The real problem of China, is its economy, which is slowing down at considerable pace.
While optimists believe that China's economy might be turning corner, we at FxWirePro think current evidence may not point to immediate (next three months) hard landing but still not sufficient to signal a turn around.
Views from senior official from China's steel association suggests, that the crisis may not be over. According to him, China's steel production is going down and what is more alarming is that demand is falling faster.
Why China's growth might falter further?
One of the key reason is China's over dependence on Capital for growth.
Research from Haver Analytics point out contributions of components to China's GDP growth as shown in the figure. As of latest, gross investment still contribute to more than 40% to China's GDP, almost equivalent to household consumption. And way more than less than 20% contribution from net exports and government consumption combined.

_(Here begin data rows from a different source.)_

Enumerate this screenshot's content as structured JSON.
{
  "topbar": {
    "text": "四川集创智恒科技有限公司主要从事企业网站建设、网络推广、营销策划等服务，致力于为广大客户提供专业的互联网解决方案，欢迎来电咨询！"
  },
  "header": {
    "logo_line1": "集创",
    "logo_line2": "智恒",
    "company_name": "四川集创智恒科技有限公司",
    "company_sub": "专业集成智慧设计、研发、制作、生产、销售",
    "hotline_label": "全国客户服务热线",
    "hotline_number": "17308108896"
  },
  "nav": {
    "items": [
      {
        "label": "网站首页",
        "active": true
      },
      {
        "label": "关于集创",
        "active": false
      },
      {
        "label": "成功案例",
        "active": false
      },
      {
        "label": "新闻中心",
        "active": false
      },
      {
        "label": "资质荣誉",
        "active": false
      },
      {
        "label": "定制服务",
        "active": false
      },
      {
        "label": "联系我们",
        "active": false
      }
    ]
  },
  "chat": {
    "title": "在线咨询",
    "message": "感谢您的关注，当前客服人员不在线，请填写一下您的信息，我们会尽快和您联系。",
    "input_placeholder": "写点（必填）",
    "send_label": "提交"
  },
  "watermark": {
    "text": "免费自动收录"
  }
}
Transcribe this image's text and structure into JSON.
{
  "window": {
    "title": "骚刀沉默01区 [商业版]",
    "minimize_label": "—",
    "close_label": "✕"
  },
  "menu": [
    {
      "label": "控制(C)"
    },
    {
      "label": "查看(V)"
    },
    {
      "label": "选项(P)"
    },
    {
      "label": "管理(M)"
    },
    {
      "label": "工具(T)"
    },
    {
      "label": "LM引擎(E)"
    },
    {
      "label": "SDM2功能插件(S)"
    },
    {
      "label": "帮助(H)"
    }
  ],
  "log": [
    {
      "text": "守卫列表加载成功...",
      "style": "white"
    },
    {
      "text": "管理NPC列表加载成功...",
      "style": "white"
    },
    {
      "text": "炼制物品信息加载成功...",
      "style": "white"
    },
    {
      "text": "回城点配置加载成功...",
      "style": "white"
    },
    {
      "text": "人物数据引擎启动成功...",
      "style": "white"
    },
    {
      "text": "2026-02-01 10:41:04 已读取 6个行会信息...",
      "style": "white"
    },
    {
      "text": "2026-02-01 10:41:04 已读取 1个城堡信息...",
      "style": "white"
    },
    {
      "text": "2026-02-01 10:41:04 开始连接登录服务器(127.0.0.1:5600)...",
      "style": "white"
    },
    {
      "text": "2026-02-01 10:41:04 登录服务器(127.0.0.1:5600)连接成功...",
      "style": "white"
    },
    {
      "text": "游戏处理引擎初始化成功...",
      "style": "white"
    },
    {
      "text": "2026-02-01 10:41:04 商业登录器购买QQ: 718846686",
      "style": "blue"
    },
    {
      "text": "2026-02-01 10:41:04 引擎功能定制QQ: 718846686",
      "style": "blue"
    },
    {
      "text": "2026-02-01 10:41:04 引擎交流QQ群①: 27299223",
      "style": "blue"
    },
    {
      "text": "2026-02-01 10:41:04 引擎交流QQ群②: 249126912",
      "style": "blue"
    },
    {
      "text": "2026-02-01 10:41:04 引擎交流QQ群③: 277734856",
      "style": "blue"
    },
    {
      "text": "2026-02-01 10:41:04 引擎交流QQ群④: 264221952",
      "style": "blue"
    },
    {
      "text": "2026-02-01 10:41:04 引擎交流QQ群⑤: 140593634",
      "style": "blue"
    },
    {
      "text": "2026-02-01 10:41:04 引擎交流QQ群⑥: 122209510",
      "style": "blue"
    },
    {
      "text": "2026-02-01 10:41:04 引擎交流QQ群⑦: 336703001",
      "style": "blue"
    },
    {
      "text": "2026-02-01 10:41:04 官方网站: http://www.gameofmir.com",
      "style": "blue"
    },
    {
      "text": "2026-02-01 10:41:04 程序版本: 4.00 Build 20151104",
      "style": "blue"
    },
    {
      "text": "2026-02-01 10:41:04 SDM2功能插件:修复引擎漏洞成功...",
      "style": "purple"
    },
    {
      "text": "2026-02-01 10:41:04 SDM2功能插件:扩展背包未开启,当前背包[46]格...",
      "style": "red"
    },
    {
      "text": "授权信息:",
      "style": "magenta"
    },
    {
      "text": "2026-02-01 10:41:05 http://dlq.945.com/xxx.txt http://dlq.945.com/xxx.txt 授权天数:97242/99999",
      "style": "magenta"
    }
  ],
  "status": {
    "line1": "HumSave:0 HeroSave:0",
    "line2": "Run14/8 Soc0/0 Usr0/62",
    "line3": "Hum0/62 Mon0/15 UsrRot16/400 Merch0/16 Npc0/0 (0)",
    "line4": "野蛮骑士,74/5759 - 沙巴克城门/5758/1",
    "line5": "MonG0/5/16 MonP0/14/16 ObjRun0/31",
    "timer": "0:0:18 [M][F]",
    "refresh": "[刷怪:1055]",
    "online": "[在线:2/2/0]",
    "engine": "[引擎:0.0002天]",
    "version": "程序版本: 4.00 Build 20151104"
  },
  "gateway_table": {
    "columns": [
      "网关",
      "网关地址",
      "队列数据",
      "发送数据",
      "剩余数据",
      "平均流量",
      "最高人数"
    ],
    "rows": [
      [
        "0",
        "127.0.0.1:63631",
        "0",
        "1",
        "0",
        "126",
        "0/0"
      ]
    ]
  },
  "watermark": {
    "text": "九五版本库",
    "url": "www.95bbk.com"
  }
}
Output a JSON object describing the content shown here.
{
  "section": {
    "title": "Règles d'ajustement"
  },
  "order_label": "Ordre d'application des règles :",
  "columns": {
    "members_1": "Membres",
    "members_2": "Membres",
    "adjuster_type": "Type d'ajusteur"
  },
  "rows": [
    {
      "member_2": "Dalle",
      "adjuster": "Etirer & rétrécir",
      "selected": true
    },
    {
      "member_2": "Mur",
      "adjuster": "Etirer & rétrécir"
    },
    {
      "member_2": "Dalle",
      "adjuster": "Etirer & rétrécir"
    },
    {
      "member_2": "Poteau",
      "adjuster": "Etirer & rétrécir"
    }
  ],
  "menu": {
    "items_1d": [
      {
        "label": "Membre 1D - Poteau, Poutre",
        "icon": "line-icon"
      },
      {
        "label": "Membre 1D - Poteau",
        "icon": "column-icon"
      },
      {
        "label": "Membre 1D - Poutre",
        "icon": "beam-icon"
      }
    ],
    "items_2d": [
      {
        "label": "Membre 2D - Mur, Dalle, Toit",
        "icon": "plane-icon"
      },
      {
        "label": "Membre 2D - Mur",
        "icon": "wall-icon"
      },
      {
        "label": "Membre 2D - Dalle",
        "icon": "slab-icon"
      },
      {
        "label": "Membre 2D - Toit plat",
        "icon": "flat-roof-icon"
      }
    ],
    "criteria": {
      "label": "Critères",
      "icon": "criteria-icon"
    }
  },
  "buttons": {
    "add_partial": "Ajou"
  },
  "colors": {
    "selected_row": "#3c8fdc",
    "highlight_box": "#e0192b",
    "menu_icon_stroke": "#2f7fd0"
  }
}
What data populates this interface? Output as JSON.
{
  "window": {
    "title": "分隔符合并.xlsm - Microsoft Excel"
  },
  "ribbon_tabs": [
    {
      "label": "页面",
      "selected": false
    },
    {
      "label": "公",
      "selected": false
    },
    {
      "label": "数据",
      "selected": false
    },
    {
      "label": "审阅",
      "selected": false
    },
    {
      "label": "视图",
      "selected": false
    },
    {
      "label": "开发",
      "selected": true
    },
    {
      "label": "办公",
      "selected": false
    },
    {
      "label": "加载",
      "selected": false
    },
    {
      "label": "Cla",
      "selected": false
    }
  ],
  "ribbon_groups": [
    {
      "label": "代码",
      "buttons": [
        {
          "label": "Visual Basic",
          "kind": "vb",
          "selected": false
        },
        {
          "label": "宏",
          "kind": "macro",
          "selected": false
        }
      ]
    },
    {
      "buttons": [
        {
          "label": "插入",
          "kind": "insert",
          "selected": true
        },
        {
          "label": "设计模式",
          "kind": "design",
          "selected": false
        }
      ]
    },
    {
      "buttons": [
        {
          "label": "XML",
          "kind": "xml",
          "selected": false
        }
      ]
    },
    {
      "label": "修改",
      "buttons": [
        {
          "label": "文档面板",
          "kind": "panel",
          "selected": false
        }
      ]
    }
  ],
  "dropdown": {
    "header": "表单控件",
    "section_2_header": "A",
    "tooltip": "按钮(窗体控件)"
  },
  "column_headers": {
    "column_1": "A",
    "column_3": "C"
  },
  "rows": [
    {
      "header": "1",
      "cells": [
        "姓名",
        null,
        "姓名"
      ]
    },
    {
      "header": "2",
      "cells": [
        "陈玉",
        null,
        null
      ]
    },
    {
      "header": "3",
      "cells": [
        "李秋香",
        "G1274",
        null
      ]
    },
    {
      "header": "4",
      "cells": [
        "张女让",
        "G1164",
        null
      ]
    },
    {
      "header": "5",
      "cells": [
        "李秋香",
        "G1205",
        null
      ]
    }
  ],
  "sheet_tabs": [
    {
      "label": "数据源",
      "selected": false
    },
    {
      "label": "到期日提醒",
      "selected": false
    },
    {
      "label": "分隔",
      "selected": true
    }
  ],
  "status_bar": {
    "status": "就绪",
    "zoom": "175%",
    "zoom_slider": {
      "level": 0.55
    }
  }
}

However latest figure of investments, such as FDI, urban investments all pointing to lower capital formation in Chinese economy. October's urban investment data showed growth has fallen to 10.2% from around 25% growth back in 2011. Similarly FDI YTD growth till October has slumped to just 8.6% compared to close to 30%, back in 2011.
It is quite evidently clear, that China's investment engine is faltering.
Faltering investment means lower growth for China, which in turn means lower return, leading to lower growth-investment spiral, unless the economy is able to break it.